Effective management of microbiologically influenced corrosion (MIC) in upstream oil and gas assets begins in the design stage and continues through construction, commissioning, and operations until the point of abandonment and decommissioning.

Corrosion management (CM) is a structured process that is applied concurrently to abiotic and biotic internal corrosion threats throughout all stages of asset life. The essence of the corrosion management process consists of the assessment of corrosion threats, the identification of mitigation and preventive measures to reduce the severity and likelihood of those threats, and monitoring the performance and the effectiveness of the control measures.

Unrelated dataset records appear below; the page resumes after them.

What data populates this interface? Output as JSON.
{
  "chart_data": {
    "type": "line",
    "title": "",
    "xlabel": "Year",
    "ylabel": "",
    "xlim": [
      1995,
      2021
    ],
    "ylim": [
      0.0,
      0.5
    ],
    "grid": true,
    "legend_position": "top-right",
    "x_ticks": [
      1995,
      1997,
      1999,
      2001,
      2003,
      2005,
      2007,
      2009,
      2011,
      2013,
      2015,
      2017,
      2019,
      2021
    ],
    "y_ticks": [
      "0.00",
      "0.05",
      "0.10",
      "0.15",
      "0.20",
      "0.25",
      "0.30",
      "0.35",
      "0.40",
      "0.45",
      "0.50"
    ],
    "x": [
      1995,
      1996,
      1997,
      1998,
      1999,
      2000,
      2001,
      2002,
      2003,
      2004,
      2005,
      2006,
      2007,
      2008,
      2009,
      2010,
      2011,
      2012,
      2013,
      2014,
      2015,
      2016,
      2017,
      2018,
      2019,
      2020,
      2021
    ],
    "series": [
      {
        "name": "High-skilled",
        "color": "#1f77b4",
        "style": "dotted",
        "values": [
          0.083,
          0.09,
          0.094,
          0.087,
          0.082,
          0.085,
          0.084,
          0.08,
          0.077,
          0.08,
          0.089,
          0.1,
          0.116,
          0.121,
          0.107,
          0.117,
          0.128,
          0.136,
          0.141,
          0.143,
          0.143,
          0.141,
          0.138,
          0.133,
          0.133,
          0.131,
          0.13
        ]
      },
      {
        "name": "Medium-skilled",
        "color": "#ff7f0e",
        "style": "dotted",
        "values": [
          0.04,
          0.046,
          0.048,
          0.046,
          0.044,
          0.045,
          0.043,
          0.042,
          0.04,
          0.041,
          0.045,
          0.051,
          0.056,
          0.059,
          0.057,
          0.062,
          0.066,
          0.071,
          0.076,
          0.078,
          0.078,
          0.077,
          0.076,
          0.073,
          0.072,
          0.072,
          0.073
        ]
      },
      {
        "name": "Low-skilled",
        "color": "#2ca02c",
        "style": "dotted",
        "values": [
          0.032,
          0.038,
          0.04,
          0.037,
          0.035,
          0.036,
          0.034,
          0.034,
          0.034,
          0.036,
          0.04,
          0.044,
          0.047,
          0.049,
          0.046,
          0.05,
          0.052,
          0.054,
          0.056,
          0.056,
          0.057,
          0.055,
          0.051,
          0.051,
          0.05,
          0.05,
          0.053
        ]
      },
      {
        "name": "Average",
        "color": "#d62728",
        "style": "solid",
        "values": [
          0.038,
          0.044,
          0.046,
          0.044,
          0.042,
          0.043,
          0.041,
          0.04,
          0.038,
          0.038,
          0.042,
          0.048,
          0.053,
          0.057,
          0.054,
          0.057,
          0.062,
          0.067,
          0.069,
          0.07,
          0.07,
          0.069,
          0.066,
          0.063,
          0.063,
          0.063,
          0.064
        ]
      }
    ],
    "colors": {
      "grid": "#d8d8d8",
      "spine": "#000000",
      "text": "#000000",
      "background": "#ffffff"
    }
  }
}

In addition to MIC, oil and gas assets are often exposed to abiotic internal corrosion threats, resulting from CO₂, H₂S, oxygen, and other corrosive species as well as flow-assisted corrosion, erosion, under-deposit corrosion, and cracking. These corrosion threats may occur concurrently or in synergy with one 142another, and they may change over time in the different stages of asset life. To respond to changes in the types or severity of corrosion threats, the corrosion management process must be a continuing cycle of assessment, mitigation, and monitoring, and it must also incorporate learning from failures.

While microorganisms exist in essentially all upstream production assets, determining their role in internal corrosion and developing effective corrosion management strategies requires a consistent and methodical approach. In the oil and gas industry, MIC assessment efforts have historically focused on enumeration of planktonic rather than sessile microorganisms in biofilms, thereby discounting surface phenomena that directly influence both localized abiotic corrosion and MIC. Preventive and mitigative measures that are based on an understanding of biofilms, surface microbiological consortia and activity, and their relationship to corrosion are significantly more effective in managing MIC than measures based only on planktonic culture data (Larsen et al. 2008; Eckert 2015).

A number of recent case histories illustrate the benefits of improved MIC diagnostics based on integrating data from molecular microbiological methods (MMM) with corrosion monitoring and operational information. Although the industry is witnessing growing use of MMM for managing MIC, a procedure for clearly linking microbiological conditions with electrochemical corrosion initiation and propagation mechanisms is still emerging.

This chapter discusses a holistic approach to MIC management that incorporates the latest diagnostic methods and data integration within the corrosion management process, improving the operator’s ability to manage MIC threats.